The discovery of the VHL gene has, therefore, taken a discouraging and desperate situation in which there were essentially only 2 agents routinely used in the management of metastatic ccRCC (high-dose IL-2 and IFNα) and opened the door to an expanding menu of therapeutic options. We have gone from a frustrating predicament in which >80% of patients did not respond to any of the available agents to one in which we have a menu of proven agents that can arrest the progression of disease and substantially improve overall survival, even in high-risk metastatic ccRCC patients. Despite these remarkable therapeutic discoveries and encouraging clinical results, the overwhelming majority of patients with metastatic RCC will still die to their disease. Thus, although these successes are encouraging and provide hope for our patients with ccRCC, we cannot afford to be complacent. This sobering reminder should serve as a stimulus for continued scientific discovery as we continue to expand our understanding of the tumor biology and subsequent development of more effective targeted therapies.
The intense study of the VHL/HIF signaling axis continues with the expectation that new agents will follow from the 3 newly approved compounds. The cloning of VHL and subsequent elucidation of its central role in ccRCC has opened up a brand new door into the inner workings of this malignancy and is now rapidly expanding the options for patients with this difficult disease. The trail that was blazed by pioneering researchers, dating back more than 30 years now, is an instructive tale on the value and necessity of studying the basic mechanisms underlying the biology of malignant tumors.

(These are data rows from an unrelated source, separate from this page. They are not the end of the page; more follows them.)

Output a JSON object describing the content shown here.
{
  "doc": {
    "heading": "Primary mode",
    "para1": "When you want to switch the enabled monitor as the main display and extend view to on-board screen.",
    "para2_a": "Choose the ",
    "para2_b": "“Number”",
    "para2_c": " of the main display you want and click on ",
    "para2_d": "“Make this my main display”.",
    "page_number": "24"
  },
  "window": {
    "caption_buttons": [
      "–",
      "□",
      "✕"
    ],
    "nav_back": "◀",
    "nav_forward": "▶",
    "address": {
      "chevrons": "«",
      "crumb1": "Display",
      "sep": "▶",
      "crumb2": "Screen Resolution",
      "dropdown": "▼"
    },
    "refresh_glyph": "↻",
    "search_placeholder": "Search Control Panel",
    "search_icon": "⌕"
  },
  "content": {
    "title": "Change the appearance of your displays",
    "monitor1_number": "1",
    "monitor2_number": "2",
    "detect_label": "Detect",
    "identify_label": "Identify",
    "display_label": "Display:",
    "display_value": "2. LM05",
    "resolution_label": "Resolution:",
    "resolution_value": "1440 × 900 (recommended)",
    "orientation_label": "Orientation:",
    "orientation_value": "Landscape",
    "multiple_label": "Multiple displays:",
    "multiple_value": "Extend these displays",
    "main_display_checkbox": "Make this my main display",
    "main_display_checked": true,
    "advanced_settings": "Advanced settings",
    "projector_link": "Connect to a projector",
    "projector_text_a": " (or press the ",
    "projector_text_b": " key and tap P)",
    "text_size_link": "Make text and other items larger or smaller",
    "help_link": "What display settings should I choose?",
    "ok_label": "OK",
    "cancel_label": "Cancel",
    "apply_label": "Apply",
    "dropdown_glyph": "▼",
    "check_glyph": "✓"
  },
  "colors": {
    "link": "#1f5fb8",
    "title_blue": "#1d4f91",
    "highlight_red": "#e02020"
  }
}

The recent progress in managing advanced RCC over the last several years can be directly traced to the early, groundbreaking work that led to the cloning of the gene. This represents, therefore, a gratifying example of taking discoveries at the bench, and turning them into new therapeutics at the bedside. In addition, it must be kept in mind that it took many years and multiple investigators to first clone the VHL gene over 10 years ago. In the last decade, molecular biology and cloning techniques have advanced so rapidly that what previously took years to accomplish now takes only months, or sometimes even weeks. The pace of discovery is accelerating faster and faster (see Fig. 2). It is hoped that, in so doing, more of the discoveries at the laboratory bench will become bedside therapies for many people around the world who suffer every day from the ravages of advanced malignancies.